Now the rest of her group came hobbling through the underbrush, arriving just as Timmon managed to wrestle his manhood back into his pants.

There were five of them; all of them in their seventies, at least. They all had matching green pullover sweatshirts with a little patch on the breast announcing their affiliation with the Sequim Seniors Sierra Club. A spindly-legged old sport in a safari hat and high-pocket shorts pushed to the forefront immediately.

"Mildred!" he screamed, rushing to her prostrate form and kneeling upon spindly legs. He began groping for a pulse. "Oh, dear God. What is the meaning of this?" he demanded of Timmon. "Who are you, what are you doing out here?"

"I... I was just... I was camped over there and I heard... and then I... I was just... and then she was... and ..."

"Somebody go for a doctor!" said High Pockets. "I’ve got a pulse!"

The four old people looked at one another. They all had walking sticks. The lady with the enormous sunglasses might have been blind.

"You!" demanded High Pockets, indicating Timmon. "Go for a doctor!"

After a slight hesitation, Timmon jumped into action, breaking toward his campsite, where, in a whirlwind of activity, he struck his tent, rolled it up, and stuffed the remaining gear into his Go-Lite. As he strode through the brush toward the trail, High Pockets shouted after him.

"Hurry up!"

Timmon hurried toward the trail, his thoughts harried. What if somebody wanted him to make some kind of statement—a ranger, a cop? Wouldn’t he look guilty running? What if the old battle axe croaked and they thought he had something to do with it? What if they found his dick print on her chin or something? Forensics was a bitch these days.

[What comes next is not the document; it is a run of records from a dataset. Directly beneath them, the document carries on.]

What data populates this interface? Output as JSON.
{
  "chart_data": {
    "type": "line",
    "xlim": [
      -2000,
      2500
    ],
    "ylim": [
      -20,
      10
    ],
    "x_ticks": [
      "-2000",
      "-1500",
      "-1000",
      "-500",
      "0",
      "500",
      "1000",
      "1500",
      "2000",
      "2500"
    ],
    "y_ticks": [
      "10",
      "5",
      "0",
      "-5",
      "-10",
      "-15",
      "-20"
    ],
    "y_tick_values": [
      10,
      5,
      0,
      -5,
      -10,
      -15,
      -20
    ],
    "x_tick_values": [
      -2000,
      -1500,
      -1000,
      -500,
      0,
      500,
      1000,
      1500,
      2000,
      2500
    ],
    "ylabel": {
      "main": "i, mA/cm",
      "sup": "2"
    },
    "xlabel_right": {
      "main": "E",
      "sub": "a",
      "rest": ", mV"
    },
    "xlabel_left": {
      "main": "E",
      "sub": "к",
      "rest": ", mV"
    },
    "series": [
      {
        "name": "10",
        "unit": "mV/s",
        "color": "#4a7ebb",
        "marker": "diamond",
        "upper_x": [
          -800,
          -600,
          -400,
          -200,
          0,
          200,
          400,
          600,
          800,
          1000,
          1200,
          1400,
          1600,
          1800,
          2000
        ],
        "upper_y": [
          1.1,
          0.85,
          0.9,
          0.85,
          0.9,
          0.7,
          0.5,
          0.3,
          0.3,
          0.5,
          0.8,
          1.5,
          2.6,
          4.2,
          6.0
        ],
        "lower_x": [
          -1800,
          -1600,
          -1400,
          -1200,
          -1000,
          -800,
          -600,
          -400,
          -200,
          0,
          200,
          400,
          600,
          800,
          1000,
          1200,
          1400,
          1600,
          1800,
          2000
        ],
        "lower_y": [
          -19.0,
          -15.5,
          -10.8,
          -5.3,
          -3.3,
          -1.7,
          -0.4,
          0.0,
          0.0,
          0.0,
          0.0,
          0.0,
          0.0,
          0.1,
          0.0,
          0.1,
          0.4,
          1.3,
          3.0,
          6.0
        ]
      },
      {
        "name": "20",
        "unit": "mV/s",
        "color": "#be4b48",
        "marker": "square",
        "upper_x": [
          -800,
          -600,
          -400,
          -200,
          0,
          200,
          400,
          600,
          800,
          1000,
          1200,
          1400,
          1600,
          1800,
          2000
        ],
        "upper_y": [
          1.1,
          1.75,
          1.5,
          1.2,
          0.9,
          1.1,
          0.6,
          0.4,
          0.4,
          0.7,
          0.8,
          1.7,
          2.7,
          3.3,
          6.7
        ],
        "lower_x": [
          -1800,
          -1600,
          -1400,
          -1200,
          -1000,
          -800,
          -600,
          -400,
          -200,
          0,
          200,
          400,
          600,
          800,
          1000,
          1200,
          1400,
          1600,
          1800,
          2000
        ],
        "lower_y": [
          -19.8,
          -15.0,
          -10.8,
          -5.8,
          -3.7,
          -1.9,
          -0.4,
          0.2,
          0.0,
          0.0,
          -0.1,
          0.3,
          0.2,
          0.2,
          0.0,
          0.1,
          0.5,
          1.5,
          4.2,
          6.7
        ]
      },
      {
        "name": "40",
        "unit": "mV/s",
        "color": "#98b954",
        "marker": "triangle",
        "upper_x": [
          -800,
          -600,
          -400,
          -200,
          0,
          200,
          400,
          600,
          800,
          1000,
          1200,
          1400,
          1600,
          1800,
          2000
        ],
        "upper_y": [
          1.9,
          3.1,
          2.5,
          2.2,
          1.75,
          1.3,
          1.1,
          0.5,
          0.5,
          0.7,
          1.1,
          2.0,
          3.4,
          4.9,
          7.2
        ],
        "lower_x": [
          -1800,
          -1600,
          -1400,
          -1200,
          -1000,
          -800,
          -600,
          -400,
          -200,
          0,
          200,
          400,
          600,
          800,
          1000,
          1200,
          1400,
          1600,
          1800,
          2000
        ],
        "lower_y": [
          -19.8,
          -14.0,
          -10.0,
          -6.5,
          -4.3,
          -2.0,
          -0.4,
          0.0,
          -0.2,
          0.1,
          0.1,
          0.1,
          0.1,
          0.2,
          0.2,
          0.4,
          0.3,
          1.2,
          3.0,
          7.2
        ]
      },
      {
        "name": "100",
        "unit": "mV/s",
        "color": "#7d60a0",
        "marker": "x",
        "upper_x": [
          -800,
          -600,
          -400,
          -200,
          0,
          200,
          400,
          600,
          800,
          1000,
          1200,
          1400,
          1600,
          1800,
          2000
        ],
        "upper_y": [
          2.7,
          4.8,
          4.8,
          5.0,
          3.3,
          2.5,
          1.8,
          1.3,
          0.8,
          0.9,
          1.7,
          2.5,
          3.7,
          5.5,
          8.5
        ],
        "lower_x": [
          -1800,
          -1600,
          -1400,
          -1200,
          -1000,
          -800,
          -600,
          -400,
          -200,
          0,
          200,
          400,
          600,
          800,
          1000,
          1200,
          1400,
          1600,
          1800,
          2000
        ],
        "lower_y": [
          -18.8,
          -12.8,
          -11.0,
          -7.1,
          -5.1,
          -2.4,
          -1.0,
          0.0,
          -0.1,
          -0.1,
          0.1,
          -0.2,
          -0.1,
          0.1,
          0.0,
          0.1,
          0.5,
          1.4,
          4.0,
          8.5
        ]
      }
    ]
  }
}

Reaching the trail, Timmon hesitated. His unmolested solitude had been molested, perhaps irreparably. His fate was now inextricably tied to another. Go east, and he risked exposing himself as a fugitive. Go west, and he might never outrun the decision to turn his back on the old prune. His stomach was in knots as he took his first tentative steps eastward, only to stop again, and reconsider. Here he was, a free man, still planning his escape.